Similar to Motzer et al (2002), who categorised IFN-α-treated advanced renal-cell cancer patients into three different groups with low (18%; overall survival 30 months), intermediate (62%; overall survival 14 months), and high-risk patients (20%; overall survival 5 months), respectively, we established three distinct survival subgroups that is, low-risk patients (38%) with an overall median survival of 32 months, intermediate-risk patients (47%) with an overall median survival of 18 months, and high-risk patients (15%) with an overall median survival of 8 months. Notably, while Motzer et al (2002) also included LDH, in our current model, performance status and serum calcium were not tested, and serum haemoglobin was not identified as a significant statistical predictor for overall survival. In the present prognostic model, risk groups exhibited well-separated survival curves that reflected the prognosis of good/excellent performance status of metastatic renal-cell carcinoma patients receiving outpatient IL-2/IFN-α2a. Overall, this group was highly selected as demonstrated by the relatively large number of patients who had a delay between primary diagnosis and metastatic disease in excess of 3 years.

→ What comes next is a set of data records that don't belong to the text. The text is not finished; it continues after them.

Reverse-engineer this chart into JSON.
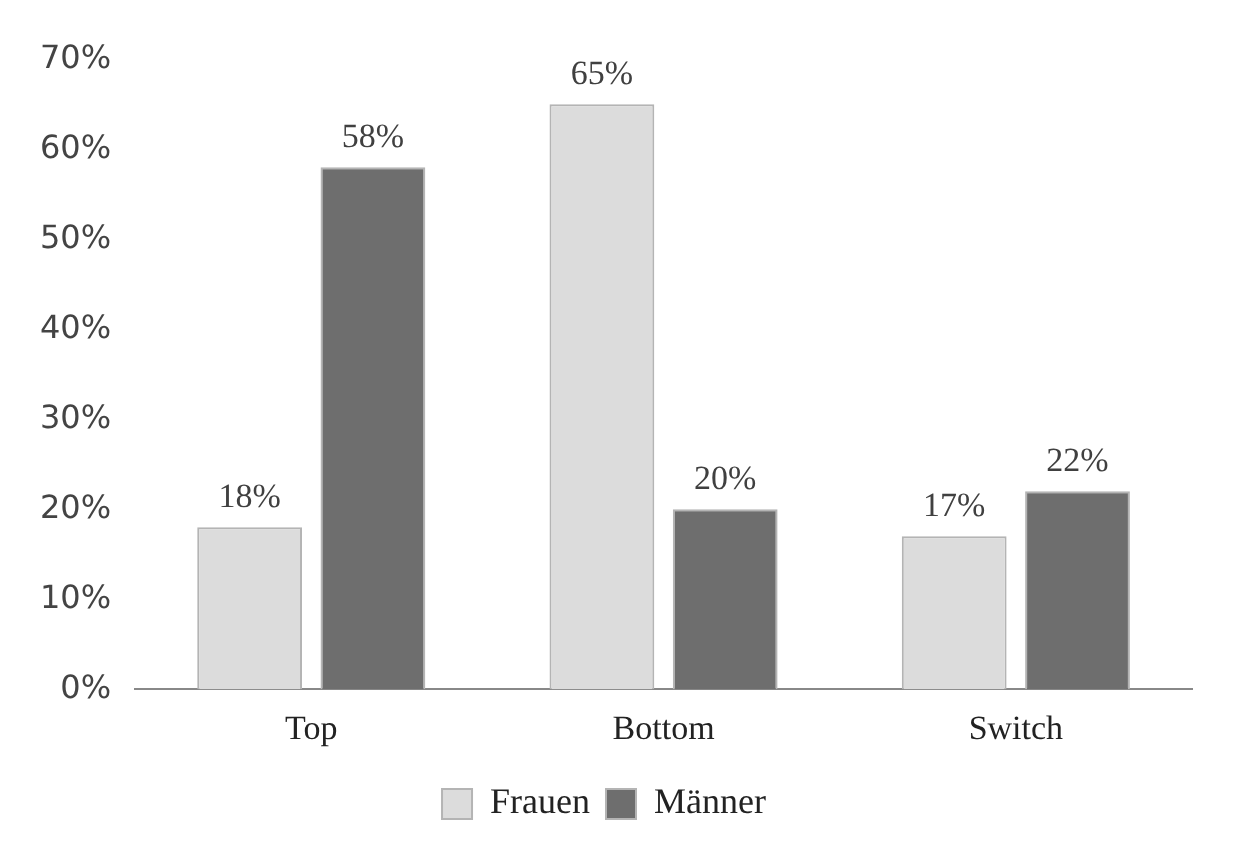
{
  "chart_data": {
    "type": "bar",
    "categories": [
      "Top",
      "Bottom",
      "Switch"
    ],
    "series": [
      {
        "name": "Frauen",
        "color": "#dcdcdc",
        "values": [
          18,
          65,
          17
        ],
        "value_labels": [
          "18%",
          "65%",
          "17%"
        ]
      },
      {
        "name": "Männer",
        "color": "#6e6e6e",
        "values": [
          58,
          20,
          22
        ],
        "value_labels": [
          "58%",
          "20%",
          "22%"
        ]
      }
    ],
    "ylim": [
      0,
      70
    ],
    "yticks": [
      {
        "value": 0,
        "label": "0%"
      },
      {
        "value": 10,
        "label": "10%"
      },
      {
        "value": 20,
        "label": "20%"
      },
      {
        "value": 30,
        "label": "30%"
      },
      {
        "value": 40,
        "label": "40%"
      },
      {
        "value": 50,
        "label": "50%"
      },
      {
        "value": 60,
        "label": "60%"
      },
      {
        "value": 70,
        "label": "70%"
      }
    ],
    "grid": false,
    "legend": "bottom"
  }
}
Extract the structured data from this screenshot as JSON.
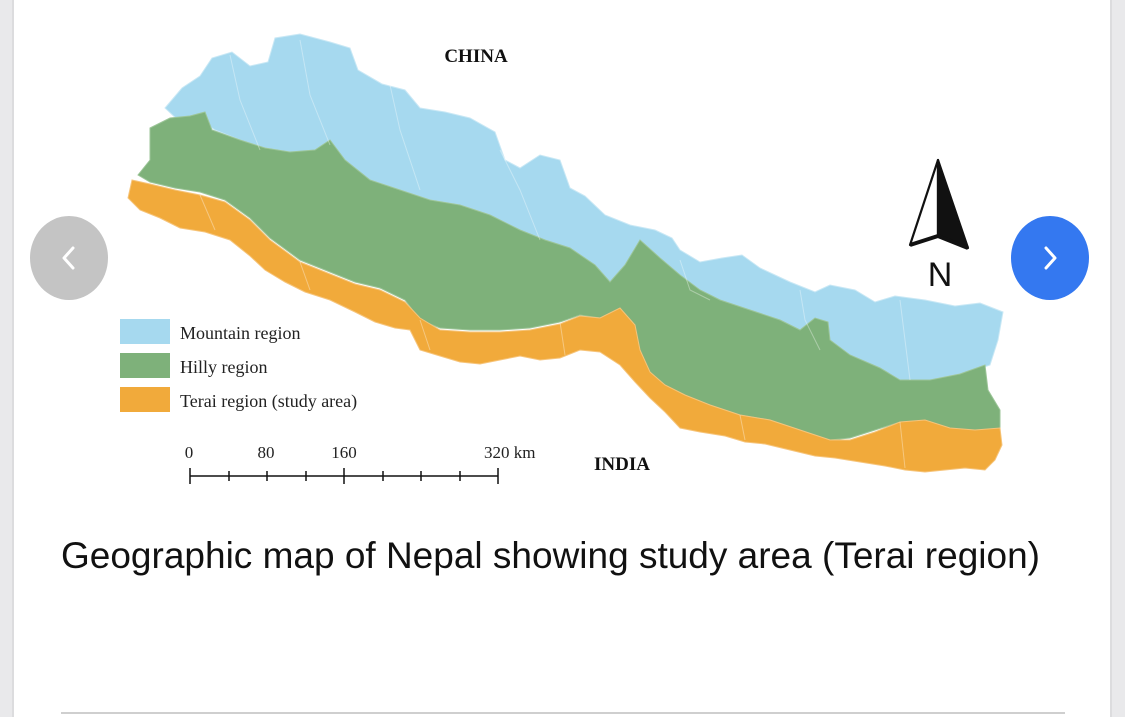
{
  "map": {
    "label_north": "CHINA",
    "label_south": "INDIA",
    "compass_label": "N",
    "colors": {
      "mountain": "#a6d9ef",
      "hilly": "#7eb17a",
      "terai": "#f1aa3b"
    },
    "legend": [
      {
        "label": "Mountain region",
        "color": "#a6d9ef"
      },
      {
        "label": "Hilly region",
        "color": "#7eb17a"
      },
      {
        "label": "Terai region (study area)",
        "color": "#f1aa3b"
      }
    ],
    "scale_bar": {
      "ticks": [
        "0",
        "80",
        "160",
        "320 km"
      ]
    }
  },
  "carousel": {
    "prev_icon": "chevron-left-icon",
    "next_icon": "chevron-right-icon"
  },
  "caption": "Geographic map of Nepal showing study area (Terai region)"
}
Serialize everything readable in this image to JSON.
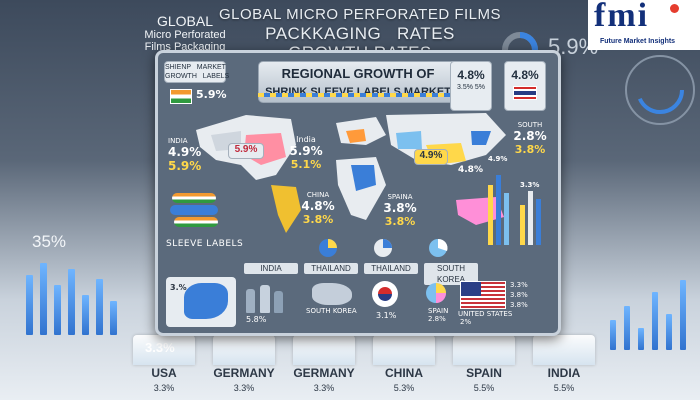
{
  "header": {
    "global_title_line1": "GLOBAL MICRO PERFORATED FILMS",
    "global_title_line2": "PACKKAGING   RATES",
    "global_title_line3": "GROWTH RATES",
    "left_title_line1": "GLOBAL",
    "left_title_line2": "Micro Perforated",
    "left_title_line3": "Films Packaging"
  },
  "logo": {
    "text": "fmi",
    "tagline": "Future Market Insights"
  },
  "background": {
    "right_percent": "5.9%",
    "left_percent": "35%"
  },
  "card": {
    "title_line1": "REGIONAL GROWTH OF",
    "title_line2": "SHRINK SLEEVE LABELS MARKET",
    "top_left_box": "SHIENP   MARKET\nGROWTH   LABELS",
    "top_left_pct": "5.9%",
    "top_right_box1_pct": "4.8%",
    "top_right_box1_sub": "3.5% 5%",
    "top_right_box2_pct": "4.8%",
    "india_label": "INDIA",
    "india_pct1": "4.9%",
    "india_pct2": "5.9%",
    "map_india_pct": "5.9%",
    "map_india_label": "India",
    "map_india_pct2": "5.9%",
    "map_india_pct3": "5.1%",
    "china_label": "CHINA",
    "china_pct1": "4.8%",
    "china_pct2": "3.8%",
    "spain_label": "SPAINA",
    "spain_pct1": "3.8%",
    "spain_pct2": "3.8%",
    "asia_pct": "4.9%",
    "aus_pct": "4.8%",
    "south_label": "SOUTH",
    "south_pct1": "2.8%",
    "south_pct2": "3.8%",
    "right_pct_small": "4.9%",
    "right_pct_small2": "3.3%",
    "sleeve_label": "SLEEVE LABELS",
    "strip_labels": [
      "INDIA",
      "THAILAND",
      "THAILAND",
      "SOUTH KOREA"
    ],
    "bottom_left_pct": "3.%",
    "bottom_pct_1": "5.8%",
    "south_korea_label": "SOUTH KOREA",
    "bottom_pct_2": "3.1%",
    "spain_bottom_label": "SPAIN",
    "spain_bottom_pct": "2.8%",
    "us_pcts": [
      "3.3%",
      "3.8%",
      "3.8%"
    ],
    "us_label": "UNITED STATES",
    "us_bottom_pct": "2%"
  },
  "columns": [
    {
      "label": "USA",
      "top": "3.3%",
      "value": "3.3%"
    },
    {
      "label": "GERMANY",
      "top": "",
      "value": "3.3%"
    },
    {
      "label": "GERMANY",
      "top": "",
      "value": "3.3%"
    },
    {
      "label": "CHINA",
      "top": "",
      "value": "5.3%"
    },
    {
      "label": "SPAIN",
      "top": "",
      "value": "5.5%"
    },
    {
      "label": "INDIA",
      "top": "",
      "value": "5.5%"
    }
  ],
  "colors": {
    "accent_yellow": "#ffd84a",
    "bar_blue": "#3173cf",
    "card_bg": "#5b6a7c",
    "logo_navy": "#13307a"
  }
}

The identification of prognostic features for overall survival in metastatic renal carcinoma patients has a pivotal role in defining future individualised molecular treatment approaches. The low proportion of patients achieving long-term survival suggest the need for further clinical trials of new therapeutic agents.

While there is a partial consensus between different prognostic models in metastatic renal-cell carcinoma, validation of our proposed model will require testing in a prospectively designed study.